Abstract: In adversarial attacks to machine-learning classifiers, small perturbations are added to input that is correctly classified. The perturbations yield adversarial examples, which are virtually indistinguishable from the unperturbed input, and yet are misclassified. In standard neural networks used for deep learning, attackers can craft adversarial examples from most input to cause a misclassification of their choice.
We introduce a new type of network units, called RBFI units, whose non-linear structure makes them inherently resistant to adversarial attacks. On permutation-invariant MNIST, in absence of adversarial attacks, networks using RBFI units match the performance of networks using sigmoid units, and are slightly below the accuracy of networks with ReLU units. When subjected to adversarial attacks based on projected gradient descent or fast gradient-sign methods, networks with RBFI units retain accuracies above 75%, while ReLU or Sigmoid see their accuracies reduced to below 1%.

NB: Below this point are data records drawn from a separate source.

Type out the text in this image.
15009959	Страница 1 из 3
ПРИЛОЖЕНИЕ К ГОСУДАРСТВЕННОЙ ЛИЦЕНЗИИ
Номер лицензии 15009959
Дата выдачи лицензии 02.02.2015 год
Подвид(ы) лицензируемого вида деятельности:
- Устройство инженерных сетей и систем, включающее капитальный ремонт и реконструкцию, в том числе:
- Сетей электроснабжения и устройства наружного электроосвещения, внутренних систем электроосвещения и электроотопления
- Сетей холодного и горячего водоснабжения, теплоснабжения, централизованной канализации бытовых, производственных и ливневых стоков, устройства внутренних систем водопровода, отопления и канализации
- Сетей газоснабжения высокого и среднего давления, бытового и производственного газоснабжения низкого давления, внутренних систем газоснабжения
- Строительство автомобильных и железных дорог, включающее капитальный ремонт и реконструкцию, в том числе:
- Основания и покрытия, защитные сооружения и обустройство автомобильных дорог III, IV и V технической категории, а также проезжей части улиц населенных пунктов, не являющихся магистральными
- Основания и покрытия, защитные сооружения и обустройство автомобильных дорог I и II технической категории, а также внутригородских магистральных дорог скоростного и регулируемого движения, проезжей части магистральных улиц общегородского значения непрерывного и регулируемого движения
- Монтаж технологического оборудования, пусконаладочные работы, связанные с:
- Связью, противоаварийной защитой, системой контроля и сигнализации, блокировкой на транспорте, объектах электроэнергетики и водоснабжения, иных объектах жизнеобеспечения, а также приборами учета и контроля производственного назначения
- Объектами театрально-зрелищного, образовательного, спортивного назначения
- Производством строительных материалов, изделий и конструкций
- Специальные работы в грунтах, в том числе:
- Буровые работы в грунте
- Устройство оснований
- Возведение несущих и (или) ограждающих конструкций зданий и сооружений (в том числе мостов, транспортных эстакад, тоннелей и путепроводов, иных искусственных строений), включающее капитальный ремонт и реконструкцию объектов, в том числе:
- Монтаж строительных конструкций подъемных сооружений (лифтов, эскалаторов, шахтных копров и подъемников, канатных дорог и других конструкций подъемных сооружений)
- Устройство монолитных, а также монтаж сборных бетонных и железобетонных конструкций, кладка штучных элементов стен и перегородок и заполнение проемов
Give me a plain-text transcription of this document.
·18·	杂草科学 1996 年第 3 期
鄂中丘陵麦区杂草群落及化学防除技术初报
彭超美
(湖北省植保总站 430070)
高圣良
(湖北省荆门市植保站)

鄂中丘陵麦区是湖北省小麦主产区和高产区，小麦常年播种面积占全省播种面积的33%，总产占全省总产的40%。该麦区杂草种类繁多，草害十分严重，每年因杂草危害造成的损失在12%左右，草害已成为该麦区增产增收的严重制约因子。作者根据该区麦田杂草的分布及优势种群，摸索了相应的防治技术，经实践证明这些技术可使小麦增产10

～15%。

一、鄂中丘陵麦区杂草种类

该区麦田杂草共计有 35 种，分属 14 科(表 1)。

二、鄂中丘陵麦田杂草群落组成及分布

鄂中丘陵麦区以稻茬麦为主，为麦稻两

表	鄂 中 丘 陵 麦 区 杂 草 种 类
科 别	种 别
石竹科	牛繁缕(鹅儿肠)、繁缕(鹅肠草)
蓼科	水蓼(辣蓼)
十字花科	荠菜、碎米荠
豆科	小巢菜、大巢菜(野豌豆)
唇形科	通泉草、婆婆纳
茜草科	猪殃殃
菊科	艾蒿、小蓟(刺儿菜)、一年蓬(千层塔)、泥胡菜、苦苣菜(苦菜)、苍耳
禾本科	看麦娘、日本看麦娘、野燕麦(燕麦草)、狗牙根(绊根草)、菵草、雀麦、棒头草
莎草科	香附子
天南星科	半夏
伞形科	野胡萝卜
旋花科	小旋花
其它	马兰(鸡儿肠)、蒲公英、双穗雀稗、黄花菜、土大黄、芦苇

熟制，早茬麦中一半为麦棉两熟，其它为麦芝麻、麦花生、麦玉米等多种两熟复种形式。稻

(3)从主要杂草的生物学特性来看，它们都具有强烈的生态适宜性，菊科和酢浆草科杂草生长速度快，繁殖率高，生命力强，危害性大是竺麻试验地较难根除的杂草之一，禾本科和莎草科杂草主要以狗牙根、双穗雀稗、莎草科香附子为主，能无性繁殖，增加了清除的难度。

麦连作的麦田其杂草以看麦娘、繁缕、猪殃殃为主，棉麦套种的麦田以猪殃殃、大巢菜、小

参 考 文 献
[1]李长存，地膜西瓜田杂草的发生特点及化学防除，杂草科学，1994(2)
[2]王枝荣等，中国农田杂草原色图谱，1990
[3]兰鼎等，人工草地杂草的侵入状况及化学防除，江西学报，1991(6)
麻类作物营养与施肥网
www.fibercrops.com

Further, RBFI networks trained on regular input either exceed or closely match the accuracy of sigmoid and ReLU network trained with the help of adversarial examples.
The non-linear structure of RBFI units makes them difficult to train using standard gradient descent. We show that RBFI networks of RBFI units can be efficiently trained to high accuracies using pseudogradients, computed using functions especially crafted to facilitate learning instead of their true derivatives.
Keywords: machine learning, adversarial attacks
TL;DR: We introduce a type of neural network that is structurally resistant to adversarial attacks, even when trained on unaugmented training sets. The resistance is due to the stability of network units wrt input perturbations.